The refusal of Secretary of State William P. Rogers and Presidential aide Henry A. Kissinger to discuss with key Congressional committees the status of war and peace in Indochina is, as Senator Fulbright has caustically observed, disappointing but "not unusual."


The present Administration has a long history of contempt for the right of Congress and the American people to be kept informed about its actions. This obsession with secrecy has been particularly marked since the United States walked out of the Paris peace talks last month and launched intensive bombing attacks against the Hanoi-Haiphong region of North Vietnam.


Why did negotiations break down? What justification can be offered for the "carpet" bombing of a heavily populated area? What developments led the President to suspend the enlarged aerial blitz on the eve of the new year? What are the issues in the talks which are scheduled to resume next Monday? Will Washington at last overrule President Thieu's persistent objections? What are Mr. Nixon's intentions if the renewed negotiations do not prove to be "serious," and what does the Administration mean when it demands "serious" talks?


Maintaining the aloofness of a Roman emperor, the President has not deigned to confide in the American people since his election eve boast that "I can say to you with complete confidence tonight that we will soon reach agreement on all the issues and bring this long and difficult war to an end." He did not consult Congressional leaders before ordering a major escalation of the war. He apparently has not even informed many high-level Administration officials of his plans.


Perhaps that is why Mr. Rogers refuses to meet with members of Congress. Maybe even the Secretary of State doesn't know what's going on.
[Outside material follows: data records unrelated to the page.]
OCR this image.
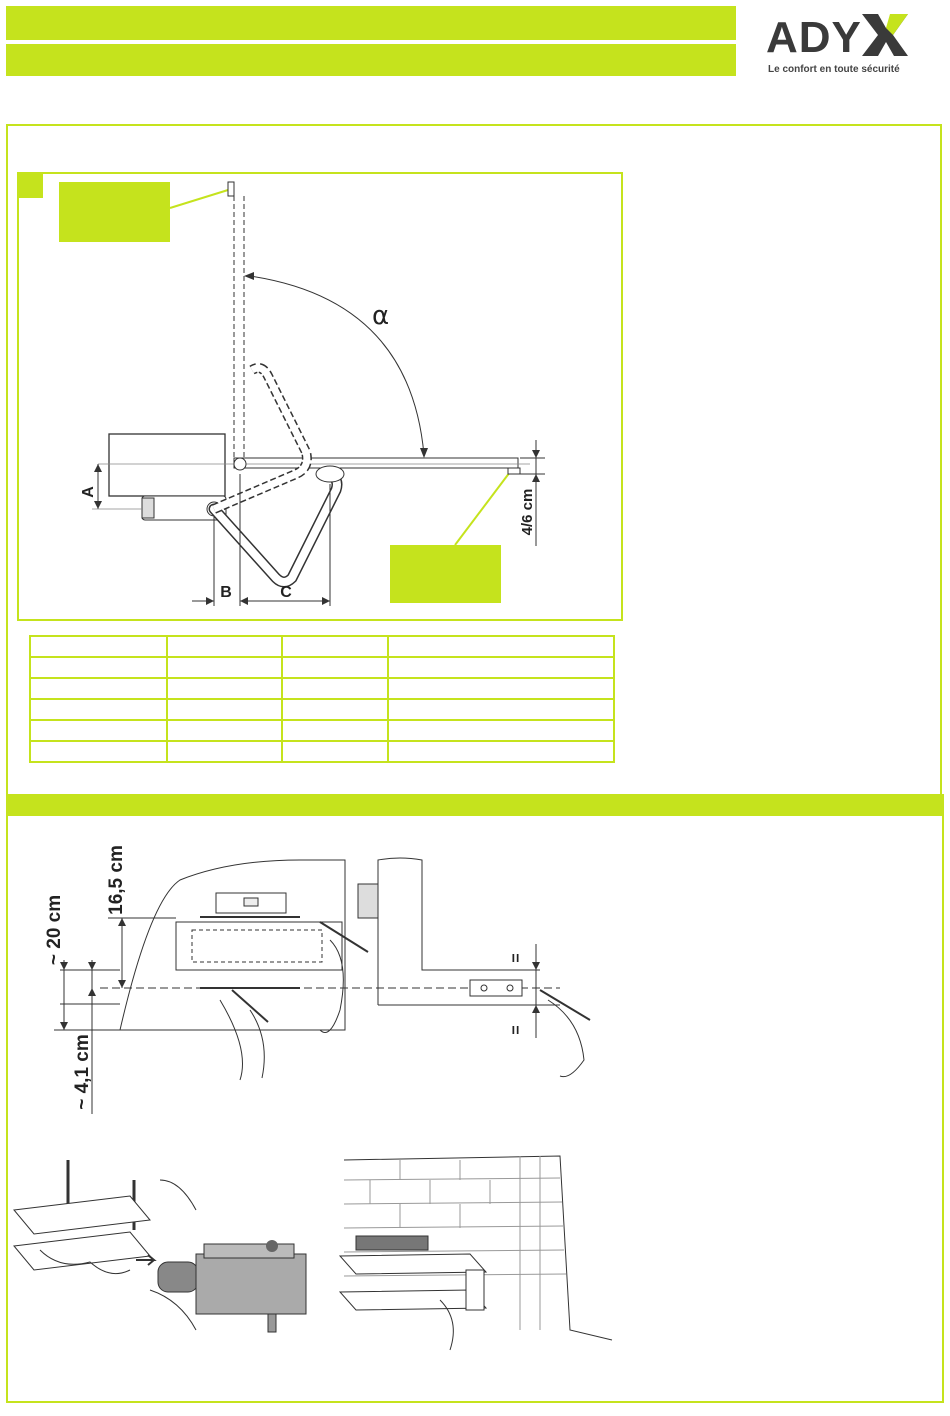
ADY
Le confort en toute sécurité
α
A
B	C
4/6 cm

16,5 cm
~ 20 cm
~ 4,1 cm
=
=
This tyranny of silence is an intolerable perversion of the American democratic system. The self-serving sophistries from anonymous officials and low-level spokesmen that substitute for hard information only strengthen suspicions at home and abroad that the Administration has no adequate explanation for its actions. If the President will not take the people and Congress into his confidence, then Congress must act alone to end this war.


AND OF DECEIT


Pentagon spokesman Jerry W. Friedheim hit a new low in official obfuscation yesterday when he conceded that "some limited accidental damage" was sustained by Hanoi's Bach Mai Hospital during the recently suspended United States aerial blitz. Mr. Friedheim said that information indicating damage to the hospital had reached him after he had denied any damage on Dec. 27 and again on Dec. 29.


On Dec. 25, however, this newspaper carried the following dispatch from Telford Taylor, professor of law at Columbia University and a retired brigadier general who was chief prosecutor at the Nuremberg war crimes trial. General Taylor, who was then visiting Hanoi, wrote:


"Early this morning, the large Bach Mai Hospital was destroyed. The hospital grounds were torn by huge fresh craters and the buildings that escaped hits were shattered by blasts.


"Viewed a few hours later, the hospital remains were a terrible scene, with rescue workers carrying patients piggyback, cranes and bulldozers and people using only their hands desperately clearing debris to reach victims said to be still buried in the rubble, and the frantic hospital director running from one building to another."


This "limited" damage, Mr. Friedheim has the temerity to suggest, may not have been caused by American bombs at all but by "North Vietnamese ordnance or aircraft."


Is it any wonder this Administration has a credibility problem?